Dans le train, Célestin regarde, les yeux dans le vague, une photo sur laquelle se trouve Mathilde et leur jeune fils, Marcel. Les reverra-t-il seulement… ? Sur le front, la guerre est impitoyable, sale, meurtrière. Celestin voit ses camarades tomber un à un. Lors d’un repli, il sent une vive douleur dans un mollet. Il s’effondre. Lorsqu’il se réveille, hagard, des brancardiers l’embarquent. Il n’a plus de mâchoire inférieure ni de langue, et on doit l’amputer d’une jambe. À la douleur physique s’ajoute une douleur psychologique : hanté par le souvenir de la guerre, lourdement handicapé, au seuil de la mort, Célestin a le sentiment de faire peser sur son épouse et sur son fils le poids de ses tourments.
Le principal atout de cette première bande dessinée de Julien Langlais, issu de "l’académie Delcourt", réside dans la capacité à nous faire vivre la souffrance de Célestin dans sa chair et dans son esprit, à travers des plans subjectifs opportunément choisis. Le récit est construit de façon en apparence décousue, car se mêlent des bribes de souvenirs et des espoirs, entre les tranchées et la salle de soins, dans un ordre pas toujours chronologique. De la sorte, si ce n’est pas toujours très clair, c’est comme si le lecteur était happé par la propre désorientation du personnage principal.

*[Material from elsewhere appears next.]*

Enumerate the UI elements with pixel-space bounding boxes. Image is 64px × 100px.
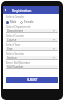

Pour le reste, le dessin est réaliste, dans des tonalités souvent pâles, qui insistent beaucoup - trop ? - sur les corps affreusement mutilés des "gueules cassées". Les visages des personnages sont étonnamment familiers, comme si on les avait déjà rencontrés, mais surtout comme s’il était difficile de sortir de certains codes obligés pour représenter cette époque.
L’album, en dépit de quelques maladresses inhérentes à un premier travail d’ampleur, ne laisse pas indifférent et laisse entrevoir un potentiel intéressant chez Julien Langlais.